Roberto Carlos chronology
| Roberto Carlos '88 (1988) | Roberto Carlos 1992 (1991) | Roberto Carlos (1992) |

Singles from Roberto Carlos 1992
- "Si Piensas, Si Quieres" Released: 1991; "Adónde Andarás Paloma" Released: 1991; "Por Ella" Released: 1991;

= Roberto Carlos 1992 =

Roberto Carlos 1992 or Roberto Carlos (Súper Héroe) is a studio album recorded by Brazilian singer-songwriter Roberto Carlos, It was released by Sony Discos in late 1991 (see 1991 in music). The album was produced by Roberto Livi and includes the number-one single in the Billboard Top Latin Songs chart "Si Piensas, Si Quieres", a duet with Spanish singer Rocío Dúrcal.

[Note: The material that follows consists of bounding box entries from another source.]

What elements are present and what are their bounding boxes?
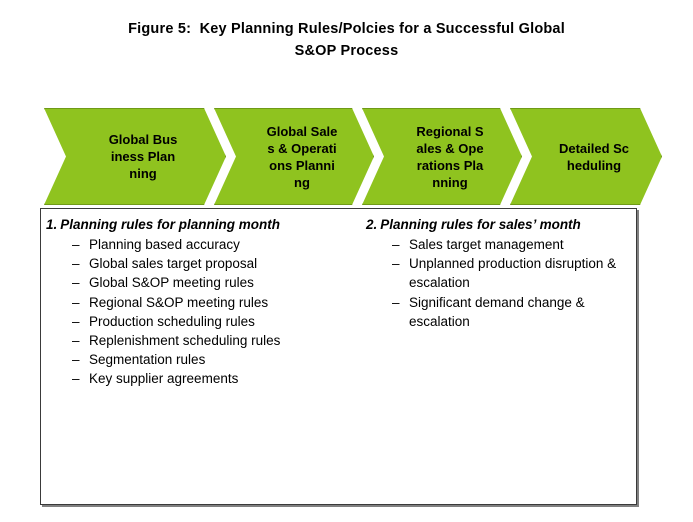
list-item: Key supplier agreements [72,369,366,388]
rules-column-heading: 2.Planning rules for sales’ month [366,215,634,234]
process-step-global-business-planning[interactable]: Global Business Planning [44,108,226,205]
process-step-regional-sales-operations-planning[interactable]: Regional Sales & Operations Planning [362,108,522,205]
list-item: Planning based accuracy [72,235,366,254]
list-item: Segmentation rules [72,350,366,369]
process-step-detailed-scheduling[interactable]: Detailed Scheduling [510,108,662,205]
page-title-line-2: S&OP Process [294,43,399,59]
page-title-line-1: Figure 5: Key Planning Rules/Polcies for… [128,21,565,37]
process-step-label: Detailed Scheduling [558,140,630,173]
list-item: Significant demand change & escalation [392,293,634,331]
list-item: Global S&OP meeting rules [72,273,366,292]
rules-column-number: 2. [366,217,378,232]
rules-column-heading-text: Planning rules for planning month [60,217,281,232]
list-item: Replenishment scheduling rules [72,331,366,350]
process-step-label: Global Sales & Operations Planning [266,123,338,190]
process-flow-diagram: Global Business Planning Global Sales & … [40,108,670,205]
list-item: Global sales target proposal [72,254,366,273]
rules-column-heading-text: Planning rules for sales’ month [380,217,581,232]
rules-column-sales-month: 2.Planning rules for sales’ month Sales … [366,215,634,331]
process-step-label: Regional Sales & Operations Planning [416,123,484,190]
list-item: Sales target management [392,235,634,254]
process-step-global-sales-operations-planning[interactable]: Global Sales & Operations Planning [214,108,374,205]
rules-column-number: 1. [46,217,58,232]
list-item: Regional S&OP meeting rules [72,293,366,312]
rules-list: Planning based accuracy Global sales tar… [46,235,366,389]
list-item: Production scheduling rules [72,312,366,331]
planning-rules-panel: 1.Planning rules for planning month Plan… [40,208,637,505]
rules-list: Sales target management Unplanned produc… [366,235,634,331]
rules-column-heading: 1.Planning rules for planning month [46,215,366,234]
process-step-label: Global Business Planning [108,132,178,181]
rules-column-planning-month: 1.Planning rules for planning month Plan… [46,215,366,389]
page-title: Figure 5: Key Planning Rules/Polcies for… [0,18,693,62]
list-item: Unplanned production disruption & escala… [392,254,634,292]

The album was certified double platinum in Brazil.

==Track listing==

Source:

| No. | Title | Writer(s) | Length |
|---|---|---|---|
| 1. | "Súper Héroe (Super Hero)" | Erasmo Carlos, Roberto Carlos, Richard O'Brien |  |
| 2. | "Adónde Andarás Paloma (Where Would You Be, My Love)" | Roberto Livi |  |
| 3. | "Si Piensas, Si Quieres (If You Think So, If You Want To)" (Duet with Rocío Dúrcal) | Livi, Alejandro Vezzani | 3:53 |
| 4. | "Estos Celos (This Jealousy)" | Paul Massadas, Michael Sullivan |  |
| 5. | "Quiero Paz (I Want Peace)" | R. Carlos, E. Carlos |  |
| 6. | "Una Casita Blanca (A Little White House)" | Livi |  |
| 7. | "Por Ella (For Her)" | José Soto |  |
| 8. | "Una en un Millón (One In A Million)" | Livi, Vezzani |  |
| 9. | "El Sexo y Mi Corazón (Sex and My Heart)" | R. Carlos, E. Carlos |  |
| 10. | "Pobre de Quien Quiera Amarme Después de Tí (Sorry for The One Who Loves Me After You)" | R. Carlos, E. Carlos |  |

==Chart performance==

| Chart (1992) | Peak position |
|---|---|
| US Billboard Latin Pop Albums | 7 |

==Certifications==

Certifications for "Roberto Carlos 1992"
| Region | Certification | Certified units/sales |
| Brazil (Pro-Música Brasil) | 2× Platinum | 500,000^{*} |
^{*} Sales figures based on certification alone.